Getting a grip
December 2, 2010On Wednesday evening, the Festo company and its Bionic Handling Assistant were awarded Germany's annual Future Prize at a ceremony in Berlin.
The Bionic Handling Assistant, as it's called, was inspired by the the elephant's trunk, which has over 40,000 muscle fibers at its disposal to achieve such great flexibility. Peter Post, head of research at the Festo company and project spokesman of the Bionic Handling development team, said the invention was "a completely new assistance system compared to conventional robots" and could be used in assembly processes in industry, as well as to aid impaired indiviuals. In an interview with Deutsche Welle, the inventor outlined what this new product aims to achieve.
Deutsche Welle: Dr. Post, you have created a flexible grappler, or high-tech grip, that was modeled after an elephant trunk. How does it work?
Peter Post: We used structures layered one behind another that can move like an accordion. When air is blown into them, each individual element can extend itself. A tremendous amount of mobility results when they all work together, giving the grappler eleven different possibilities for connected movement. Release of the air occurs in the corresponding chambers by which we achieve the same mobility and flexibility of an elephant's trunk. But unlike with an elephant's trunk, we can even extend the grappler.
What is so innovative about your invention? What does the trunk allow us to do that wasn't possible in the past?
With this Bionic Handling Assistent, we're entering into a whole new era of service robotics. Until now, service robotic systems have been rigid structures that have to be softened through adjustment settings. But with our invention, the core element has a very soft and flexible structure which can be used in interaction with humans without any additional security measures. We "harden" the trunk, or rather, make it move through appropriate optomatic/automatic controls and the intelligence inherent in that.
In other words, this trunk can do that things that only humans could previously perform?
More than anything, this grappler can aid interaction between human beings and technology. Until now, for safety reasons, robotic systems normally had to work far removed from people. The new system allows closer interaction, and due to its relatively simple construction and a special manufacturing process, we can develop the entire system very inexpensively - within a range that private individuals could afford.
In what areas can the grappler be used?
We've attached it to a mobile platform, for example, so it can be sent off to fetch things. It can also be used in the many places where people's movements are restricted - it can be attached to a wheelchair, for instance, and controlled via a joystick. The assistant can also be used as a kind of third arm and supplement one's own body movements. We envision the handling assistent being used in industrial processes like assembly, and in laboratories and repair shops. Someone working in one of these areas, then, would get a "third hand" to help him or her out in certain areas.

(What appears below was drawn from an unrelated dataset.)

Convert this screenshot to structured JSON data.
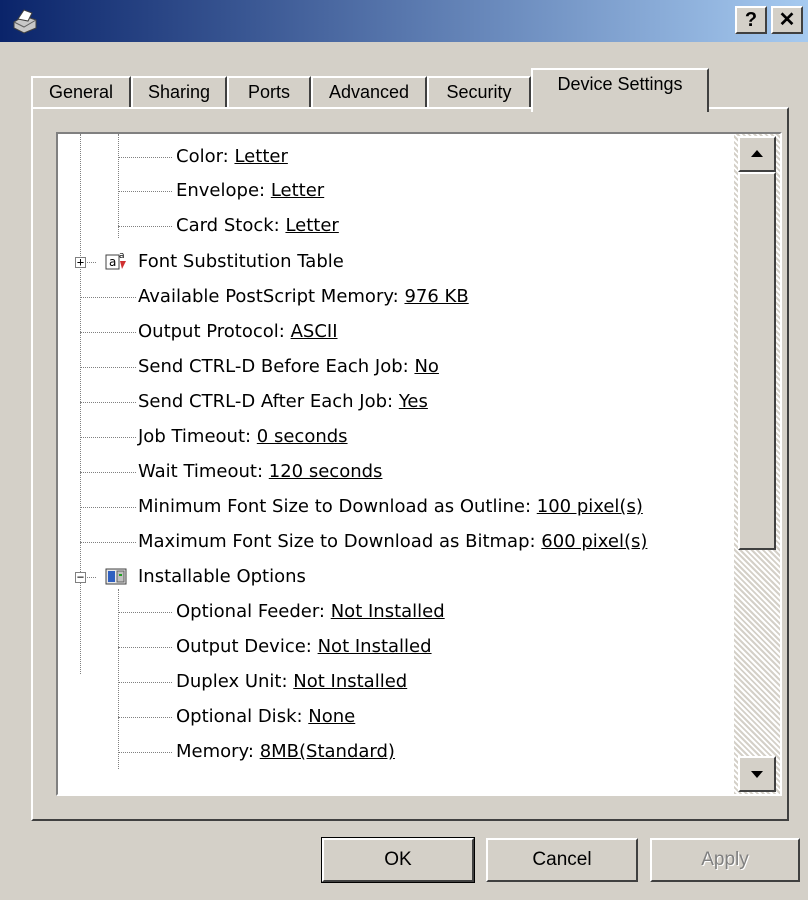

How successful has your Handling Assistant been on the market?
We're just in the initial phase. We have final prototypes that can now be put to test in real situations, and can give us an idea of their range of application and how that can be broadened. We can learn from these experiences and let that flow into the serial development process.

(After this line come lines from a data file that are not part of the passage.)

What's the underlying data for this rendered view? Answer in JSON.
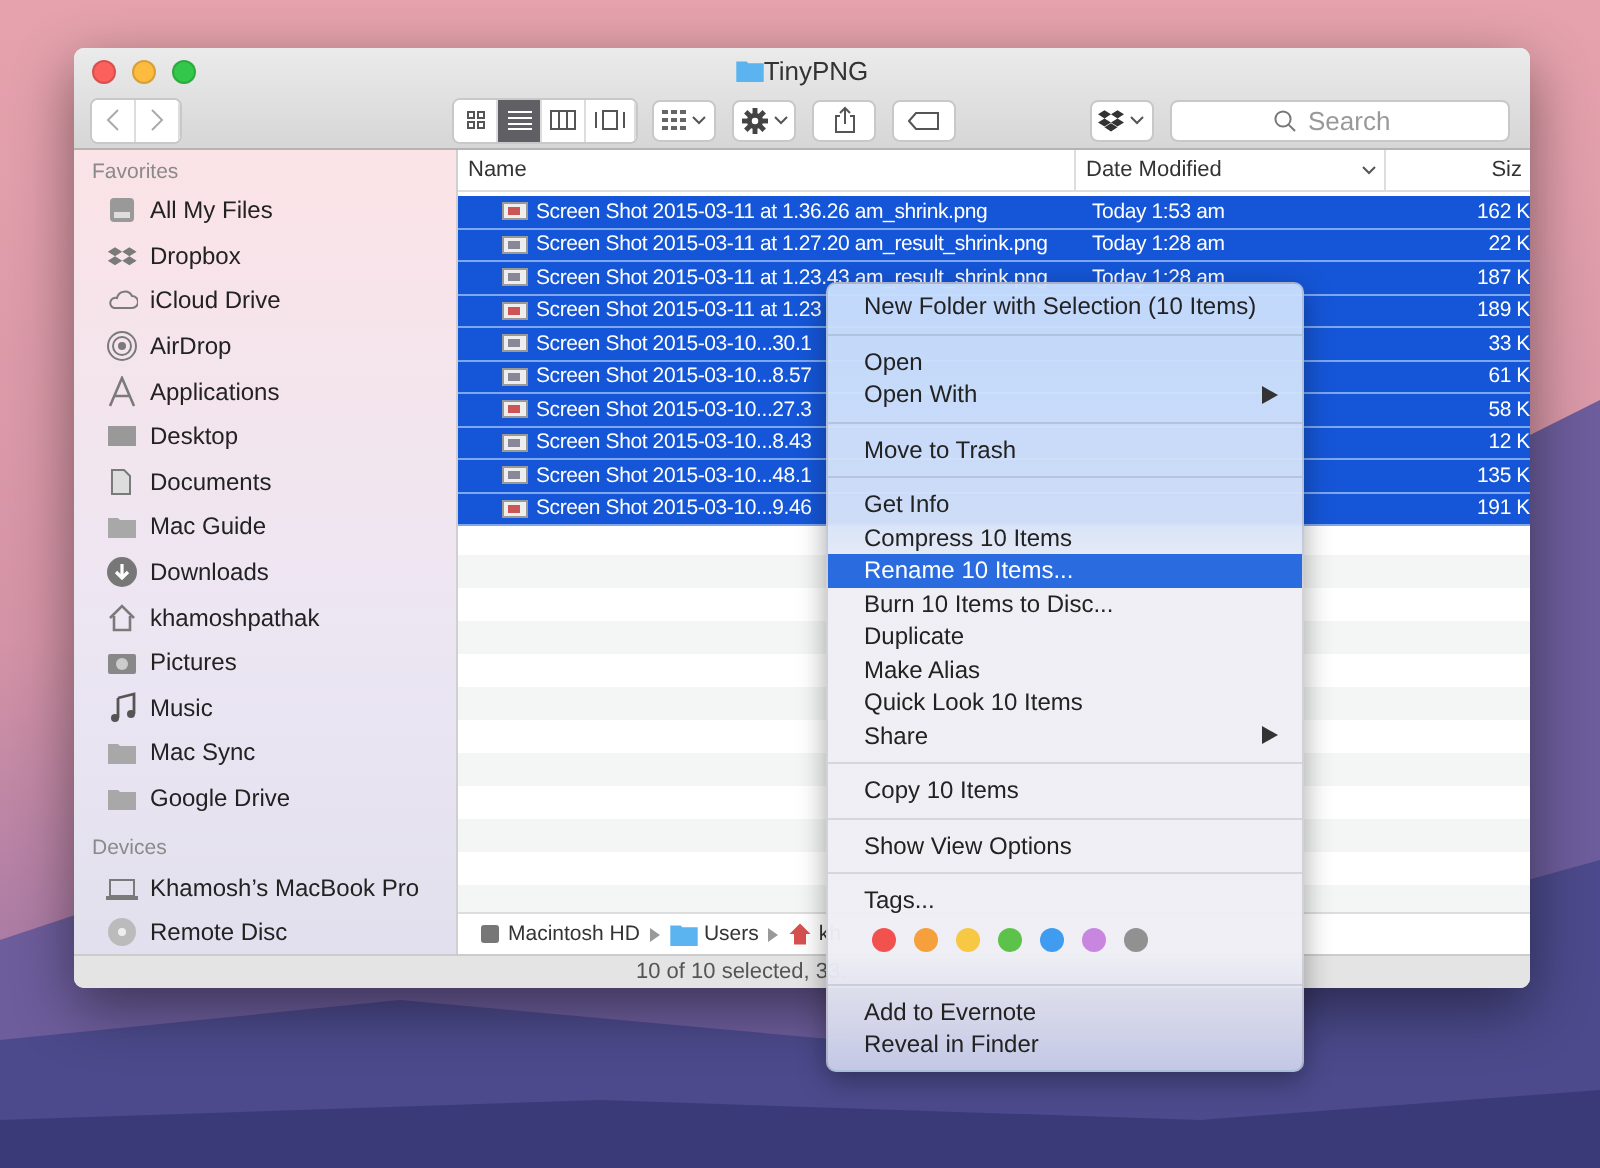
{
  "window": {
    "title": "TinyPNG"
  },
  "toolbar": {
    "view_modes": [
      {
        "kind": "icons",
        "selected": false
      },
      {
        "kind": "list",
        "selected": true
      },
      {
        "kind": "columns",
        "selected": false
      },
      {
        "kind": "coverflow",
        "selected": false
      }
    ],
    "search": {
      "placeholder": "Search"
    }
  },
  "sidebar": {
    "sections": [
      {
        "heading": "Favorites",
        "items": [
          {
            "label": "All My Files",
            "kind": "files"
          },
          {
            "label": "Dropbox",
            "kind": "dropbox"
          },
          {
            "label": "iCloud Drive",
            "kind": "cloud"
          },
          {
            "label": "AirDrop",
            "kind": "airdrop"
          },
          {
            "label": "Applications",
            "kind": "apps"
          },
          {
            "label": "Desktop",
            "kind": "desktop"
          },
          {
            "label": "Documents",
            "kind": "documents"
          },
          {
            "label": "Mac Guide",
            "kind": "folder"
          },
          {
            "label": "Downloads",
            "kind": "downloads"
          },
          {
            "label": "khamoshpathak",
            "kind": "home"
          },
          {
            "label": "Pictures",
            "kind": "camera"
          },
          {
            "label": "Music",
            "kind": "music"
          },
          {
            "label": "Mac Sync",
            "kind": "folder"
          },
          {
            "label": "Google Drive",
            "kind": "folder"
          }
        ]
      },
      {
        "heading": "Devices",
        "items": [
          {
            "label": "Khamosh’s MacBook Pro",
            "kind": "laptop"
          },
          {
            "label": "Remote Disc",
            "kind": "disc"
          }
        ]
      }
    ]
  },
  "table": {
    "columns": [
      "Name",
      "Date Modified",
      "Siz"
    ],
    "rows": [
      {
        "name": "Screen Shot 2015-03-11 at 1.36.26 am_shrink.png",
        "date": "Today 1:53 am",
        "size": "162 K",
        "selected": true
      },
      {
        "name": "Screen Shot 2015-03-11 at 1.27.20 am_result_shrink.png",
        "date": "Today 1:28 am",
        "size": "22 K",
        "selected": true
      },
      {
        "name": "Screen Shot 2015-03-11 at 1.23.43 am_result_shrink.png",
        "date": "Today 1:28 am",
        "size": "187 K",
        "selected": true
      },
      {
        "name": "Screen Shot 2015-03-11 at 1.23",
        "size": "189 K",
        "selected": true
      },
      {
        "name": "Screen Shot 2015-03-10...30.1",
        "size": "33 K",
        "selected": true
      },
      {
        "name": "Screen Shot 2015-03-10...8.57",
        "size": "61 K",
        "selected": true
      },
      {
        "name": "Screen Shot 2015-03-10...27.3",
        "size": "58 K",
        "selected": true
      },
      {
        "name": "Screen Shot 2015-03-10...8.43",
        "size": "12 K",
        "selected": true
      },
      {
        "name": "Screen Shot 2015-03-10...48.1",
        "size": "135 K",
        "selected": true
      },
      {
        "name": "Screen Shot 2015-03-10...9.46",
        "size": "191 K",
        "selected": true
      }
    ]
  },
  "path_bar": [
    {
      "label": "Macintosh HD",
      "kind": "disk"
    },
    {
      "label": "Users",
      "kind": "folder"
    },
    {
      "label": "kh",
      "kind": "home"
    }
  ],
  "status_bar": "10 of 10 selected, 33.",
  "context_menu": {
    "sections": [
      [
        {
          "label": "New Folder with Selection (10 Items)",
          "selected": false,
          "submenu": false
        }
      ],
      [
        {
          "label": "Open",
          "selected": false,
          "submenu": false
        },
        {
          "label": "Open With",
          "selected": false,
          "submenu": true
        }
      ],
      [
        {
          "label": "Move to Trash",
          "selected": false,
          "submenu": false
        }
      ],
      [
        {
          "label": "Get Info",
          "selected": false,
          "submenu": false
        },
        {
          "label": "Compress 10 Items",
          "selected": false,
          "submenu": false
        },
        {
          "label": "Rename 10 Items...",
          "selected": true,
          "submenu": false
        },
        {
          "label": "Burn 10 Items to Disc...",
          "selected": false,
          "submenu": false
        },
        {
          "label": "Duplicate",
          "selected": false,
          "submenu": false
        },
        {
          "label": "Make Alias",
          "selected": false,
          "submenu": false
        },
        {
          "label": "Quick Look 10 Items",
          "selected": false,
          "submenu": false
        },
        {
          "label": "Share",
          "selected": false,
          "submenu": true
        }
      ],
      [
        {
          "label": "Copy 10 Items",
          "selected": false,
          "submenu": false
        }
      ],
      [
        {
          "label": "Show View Options",
          "selected": false,
          "submenu": false
        }
      ]
    ],
    "tags": {
      "label": "Tags...",
      "colors": [
        {
          "color": "#f2524e"
        },
        {
          "color": "#f5a03c"
        },
        {
          "color": "#f7c844"
        },
        {
          "color": "#5cc24a"
        },
        {
          "color": "#3f9cf0"
        },
        {
          "color": "#c986e0"
        },
        {
          "color": "#919191"
        }
      ]
    },
    "services": [
      {
        "label": "Add to Evernote",
        "selected": false,
        "submenu": false
      },
      {
        "label": "Reveal in Finder",
        "selected": false,
        "submenu": false
      }
    ]
  }
}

How did you come up with the idea of imitating an elephant's trunk?
That's not an idea that just pops into your head under the shower. Instead, you have to systematize the search for ways of transposing biological principles into technology. That requires looking at the way nature works - and how it solves this or that problem. Then you try copying the system in technology in order to understand it. In the next stage, we contemplate how technical structures can be built which take advantage of nature's problem-solving principles.

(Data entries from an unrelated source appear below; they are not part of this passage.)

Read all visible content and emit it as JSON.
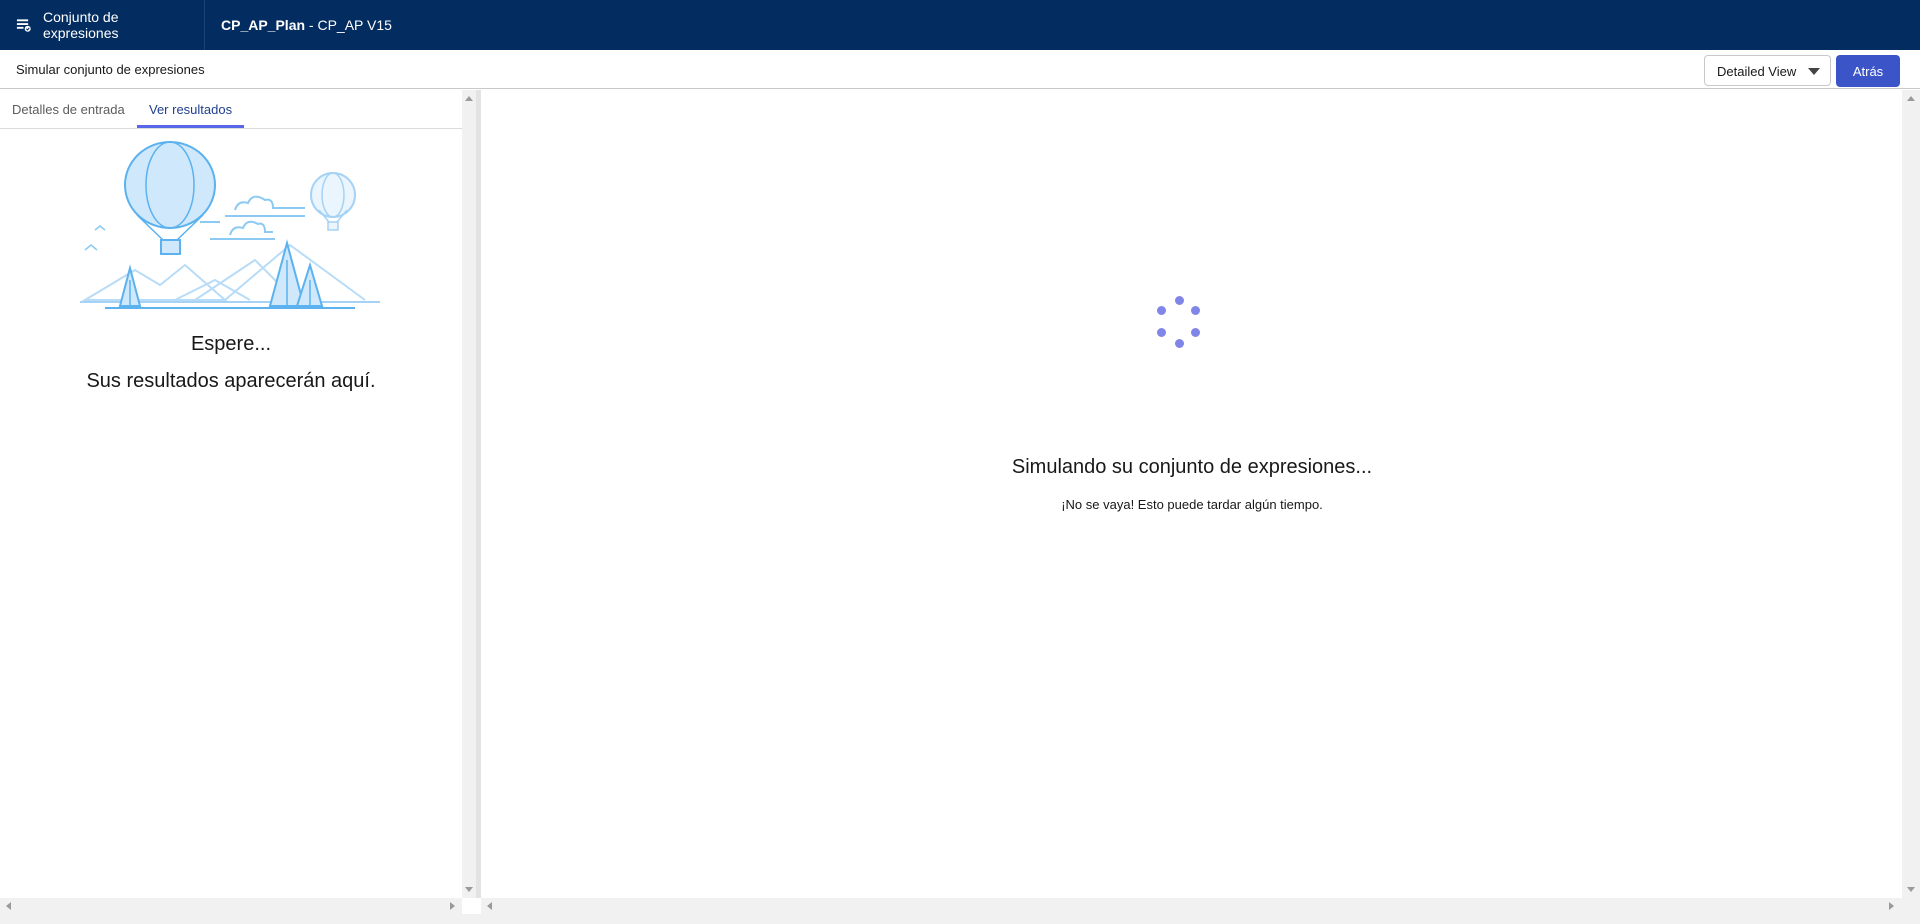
{
  "header": {
    "app_title": "Conjunto de expresiones",
    "record_name": "CP_AP_Plan",
    "record_suffix": " - CP_AP V15",
    "background_color": "#032d60"
  },
  "subheader": {
    "title": "Simular conjunto de expresiones",
    "view_select_value": "Detailed View",
    "back_label": "Atrás",
    "back_color": "#3b55c9"
  },
  "left_panel": {
    "tabs": [
      {
        "label": "Detalles de entrada",
        "active": false
      },
      {
        "label": "Ver resultados",
        "active": true
      }
    ],
    "wait_title": "Espere...",
    "wait_subtitle": "Sus resultados aparecerán aquí."
  },
  "main": {
    "spinner_color": "#8085e8",
    "title": "Simulando su conjunto de expresiones...",
    "subtitle": "¡No se vaya! Esto puede tardar algún tiempo."
  },
  "icons": [
    "expression-set-icon",
    "balloon-illustration",
    "loading-spinner-icon",
    "chevron-down-icon"
  ]
}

Surely many different scientific disciplines are applied to that end?
Correct. The process can only work in an interdisciplinary way. Teams have to cooperate; people have to work well together, listen and understand each other. In the end, innovations develop at the points where the sciences and technical disciplines merge and connect. Even beyond the boundaries of a company, and in conjunction with universities and research institutes. For instance, we worked with the Frauenhofer Institute in Stuttgart.
What does receiving the German Innovation Prize mean to you?
It is a huge honor. I think something like that can only happen once in a lifetime. As people say, it's really the "Oscar" of technology.